Kematian paling tinggi terjadi pada kontrol positif sebesar 26.67% dan yang terendah pada perlakuan pencegahan dan kontrol negatif sebesar 0%. Produk ekstraseluler berupa hemolisis dan enterotoksin dari bakteri A. hydrophila dapat menyebabkan kerusakan jaringan dan kematian ikan (Haliman, 1993). Kematian juga terjadi pada perlakuan pengobatan sebesar 13.33%, kematian ini terjadi pada hari ke 3 dan ke 4, yaitu hari pertama dan kedua setelah penyuntikan sari jeruk nipis. Hal ini dapat disebabkan karena kondisi ikan yang tidak mampu menahan

32

adanya stressor berupa penyuntikan 2 kali (penyuntikan bakteri dan sari jeruk nipis) dalam waktu yang relatif singkat, sehingga ikan mengalami kematian. Walupun begitu, terdapat pula 2 ekor ikan yang mengalami penyembuhan total setelah disuntikan sari jeruk nipis.
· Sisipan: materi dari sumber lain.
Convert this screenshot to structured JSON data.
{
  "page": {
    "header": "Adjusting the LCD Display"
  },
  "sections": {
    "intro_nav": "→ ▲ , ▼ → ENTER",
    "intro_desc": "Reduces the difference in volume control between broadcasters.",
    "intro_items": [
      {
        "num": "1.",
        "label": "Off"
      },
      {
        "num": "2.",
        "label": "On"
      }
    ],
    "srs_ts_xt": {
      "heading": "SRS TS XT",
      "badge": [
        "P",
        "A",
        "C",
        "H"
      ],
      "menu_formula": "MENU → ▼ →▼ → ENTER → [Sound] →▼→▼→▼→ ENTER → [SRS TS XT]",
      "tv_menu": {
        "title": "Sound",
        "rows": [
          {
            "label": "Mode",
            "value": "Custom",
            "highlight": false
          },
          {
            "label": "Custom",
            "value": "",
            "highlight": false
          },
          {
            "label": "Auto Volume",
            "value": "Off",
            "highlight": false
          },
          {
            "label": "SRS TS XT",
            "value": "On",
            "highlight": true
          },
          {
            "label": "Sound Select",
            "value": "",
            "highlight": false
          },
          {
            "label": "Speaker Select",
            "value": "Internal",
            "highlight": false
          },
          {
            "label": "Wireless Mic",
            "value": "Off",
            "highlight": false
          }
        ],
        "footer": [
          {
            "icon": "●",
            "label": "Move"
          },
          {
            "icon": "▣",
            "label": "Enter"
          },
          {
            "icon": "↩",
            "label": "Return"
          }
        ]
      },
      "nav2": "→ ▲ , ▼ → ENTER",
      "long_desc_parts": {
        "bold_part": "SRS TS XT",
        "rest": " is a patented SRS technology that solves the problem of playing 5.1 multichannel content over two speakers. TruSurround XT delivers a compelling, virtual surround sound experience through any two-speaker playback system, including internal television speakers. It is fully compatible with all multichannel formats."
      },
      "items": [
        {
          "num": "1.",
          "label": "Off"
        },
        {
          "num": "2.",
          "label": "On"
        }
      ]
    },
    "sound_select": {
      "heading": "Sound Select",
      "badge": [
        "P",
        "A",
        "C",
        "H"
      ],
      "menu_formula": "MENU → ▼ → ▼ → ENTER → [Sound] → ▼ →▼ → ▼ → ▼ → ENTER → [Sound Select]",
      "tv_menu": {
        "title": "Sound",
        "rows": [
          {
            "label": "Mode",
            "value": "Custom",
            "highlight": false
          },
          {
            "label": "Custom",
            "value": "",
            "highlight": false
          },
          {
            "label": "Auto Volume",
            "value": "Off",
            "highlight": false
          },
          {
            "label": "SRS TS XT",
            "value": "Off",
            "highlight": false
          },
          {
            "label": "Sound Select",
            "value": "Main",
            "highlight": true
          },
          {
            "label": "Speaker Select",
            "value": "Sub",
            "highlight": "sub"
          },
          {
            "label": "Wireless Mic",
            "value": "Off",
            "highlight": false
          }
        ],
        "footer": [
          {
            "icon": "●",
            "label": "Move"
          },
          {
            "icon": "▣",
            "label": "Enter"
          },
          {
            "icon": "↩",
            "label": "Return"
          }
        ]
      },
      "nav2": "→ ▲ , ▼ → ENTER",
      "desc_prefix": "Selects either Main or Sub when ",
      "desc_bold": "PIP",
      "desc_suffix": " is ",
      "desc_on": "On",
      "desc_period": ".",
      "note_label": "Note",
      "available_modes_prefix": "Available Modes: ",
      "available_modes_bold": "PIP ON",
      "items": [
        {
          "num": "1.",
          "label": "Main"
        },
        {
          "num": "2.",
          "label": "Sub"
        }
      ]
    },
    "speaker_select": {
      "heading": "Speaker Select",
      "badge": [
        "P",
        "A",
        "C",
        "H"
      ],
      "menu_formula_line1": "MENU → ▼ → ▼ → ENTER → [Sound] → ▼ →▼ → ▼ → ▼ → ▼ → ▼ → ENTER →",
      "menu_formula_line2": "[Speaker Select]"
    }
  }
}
Pengamatan organ dalam menunjukkan bahwa pada kontrol positif hati terlihat berwarna merah kekuningan dan membengkak, ginjal merah tua kehitaman dan membengkak, empedu berwarna kuning dan limpa merah kecoklatan dan membengkak. Menurut Oliver et al., (1981) dalam Taufik (2001) patogen A. hydrophila disamping memakan dan merusak jaringan organ tubuh juga mengeluarkan toksin yang disebarkan ke seluruh tubuh melalui aliran darah sehingga menyebabkan hemolisis dan pecahnya pembuluh darah yang mengakibatkan warna kemerahan pada tubuh ikan. Penampakan pada organ dalam perlakuan pengobatan mirip dengan kontrol positif, ginjal terlihat berwarna merah tua, hati merah sedikit pucat, empedu hijau kekuningan dan limpa berwarna merah kecoklatan. Sedangkan pada kontrol negatif organ dalam terlihat normal, ginjal dan hati berwarna merah kecoklatan, limpa berwarna merah tua dan empedu terlihat hijau kebiruan. Organ dalam pada pencegahan terlihat mendekati kontrol negatif, ginjal terlihat berwarna merah tua kecoklatan, hati terlihat merah gelap, limpa terlihat berwarna merah gelap dan empedu berwarna hijau kebiruan. Hal ini dapat menggambarkan jeruk nipis yang diinjeksikan pada ikan dapat mencegah rusaknya organ dalam akibat infeksi A. hydrophila. Vitamin A yang terkandung di dalam jeruk nipis dapat meningkatkan daya tahan kulit terhadap infeksi dan protein yang berguna untuk memperbaiki jaringan tubuh yang mengalami kerusakan ataupun memperbaharui jaringan yang sudah tua (Trisbiantara, 2008).

Kualitas air pemeliharaan lele selama uji in vivo telah memenuhi syarat kualitas air yang dianggap baik untuk kehidupan lele menurut Khairuman dan Amri (2002), yaitu suhu diantara 20-30°C, oksigen terlarut (DO) minimum 3 mg/l, pH atau derajat keasaman 6.5-8, sedangkan untuk ammonia total kisaran yang baik untuk budidaya lele menurut Mahyuddin (2007) adalah maksimum 1 mg/l total ammonia. Parameter kualitas air yang terukur selama perlakuan adalah suhu diantara 25-27°C, pH antara 6.5-6.8, DO antara 4.21-6.89 dan TAN antara 0.07-0.114.